母国の空爆被害に心を痛めるスビトリーナが準々決勝に進出「ウクライナの顔のひとりであることを誇りに思う」 [ウインブルドン]
今年3つ目のグランドスラム大会「ウインブルドン」(イギリス・ロンドン/本戦7月1~14日/グラスコート)の女子シングルス4回戦で、第21シードのエリナ・スビトリーナ(ウクライナ)がワン・シンユー(中国)を6-2 6-1で退けベスト8に進出した。
第5ゲームであった0-40のピンチ以外ブレークポイントに直面しなかったスビトリーナは相手のサービスゲームを2度破って第1セットを先取し、第2セット1-1から最後の5ゲームを連取して55分で快勝した。
この日はウクライナが新たにロシアから爆撃を受けて少なくとも30人以上の死者と多数の負傷者が出たというニュースがあり、スビトリーナは胸元に黒いリボンをつけてプレーした。
「ウクライナの人々にとってとても辛い日です」と試合後のオンコートインタビューで語ったスビトリーナは感情的になって言葉を詰まらせた。
「ニュースを見てからコートに出るのは凄く難しい。こんなに厳しいことはない。だから今日はプレーをして勝つことができて満足している」
出産と産休を経て昨年4月に復帰したスビトリーナは母国で起こっている戦争に心を痛め、自分のプレーで国民を励ますことをモティベーションのひとつにして戦ってきた。ロシアとベラルーシの選手とは試合後の握手をしないというポリシーを貫き、昨年の大会では準決勝まで勝ち進んだ。
「すべてのウクライナ人が意識を高めて資金を集め、ありとあらゆる方法で母国を支援するために自分なりの方法で取り組んでいる。私の場合はテニスなの」とウクライナ政府運営の公式募金プラットフォームである「United24」の親善大使を務めるスビトリーナは試合後の記者会見で語った。

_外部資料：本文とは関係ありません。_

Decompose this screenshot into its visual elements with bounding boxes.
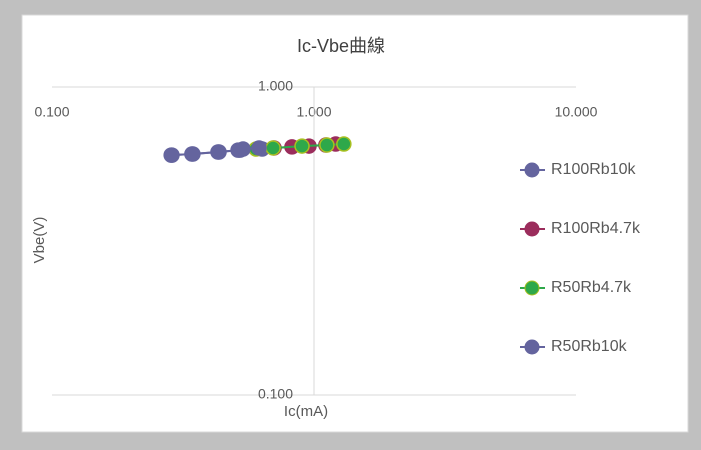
data-point [251,140,267,156]
x-tick-label: 10.000 [555,104,598,120]
data-point [184,146,200,162]
y-tick-label: 1.000 [258,78,293,94]
data-point [294,138,310,154]
legend-label: R50Rb10k [551,338,628,355]
data-point [235,141,251,157]
data-point [210,144,226,160]
x-tick-label: 0.100 [34,104,69,120]
data-point [163,147,179,163]
chart-title: Ic-Vbe曲線 [297,36,385,56]
legend-label: R100Rb4.7k [551,220,641,237]
chart-area [21,14,689,433]
legend-marker [524,339,540,355]
legend-marker [524,280,540,296]
legend-label: R100Rb10k [551,161,637,178]
legend-marker [524,162,540,178]
y-axis-title: Vbe(V) [31,217,48,264]
legend-label: R50Rb4.7k [551,279,632,296]
data-point [265,140,281,156]
data-point [336,136,352,152]
legend-marker [524,221,540,237]
data-point [319,137,335,153]
x-axis-title: Ic(mA) [284,403,328,420]
y-tick-label: 0.100 [258,386,293,402]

「私は自分の仕事と自分がコントロールできることに集中しようと心掛けている。できることをやるしかない。少なくとも今日の勝利はウクライナの人々に幸せな瞬間を届ける小さな光になったと思う。多くのメッセージが届いたわ。国民は私のパフォーマンスに感謝してくれている」
「普段は試合やプレーについて1日中考えている。今朝からは自分の思考や感情がぼんやりしている感じだった。頭の中に子供たちのことや悲惨なことがたくさん浮かんできた。今日はミサイルが小児病棟に着弾したからより一層辛かった。たくさんの子供たちが命を落とした」
「私たちアスリートは政治家と同じくらい力があると感じている。私たちは毎週のように自分たちだけではなくウクライナの人々を代表して大きな舞台で競い合っている。大きなプレッシャーと重圧があるけど、私はウクライナの顔のひとりであることを誇りに思っている。国民に喜びを届けるために毎日ベストを尽くしているわ」
スビトリーナは準々決勝で、第17シードのアンナ・カリンスカヤ(ロシア)が3-6 0-3とリードされた時点で棄権したため勝ち上がった2022年大会チャンピオンで第4シードのエレーナ・ルバキナ(カザフスタン)と対戦する。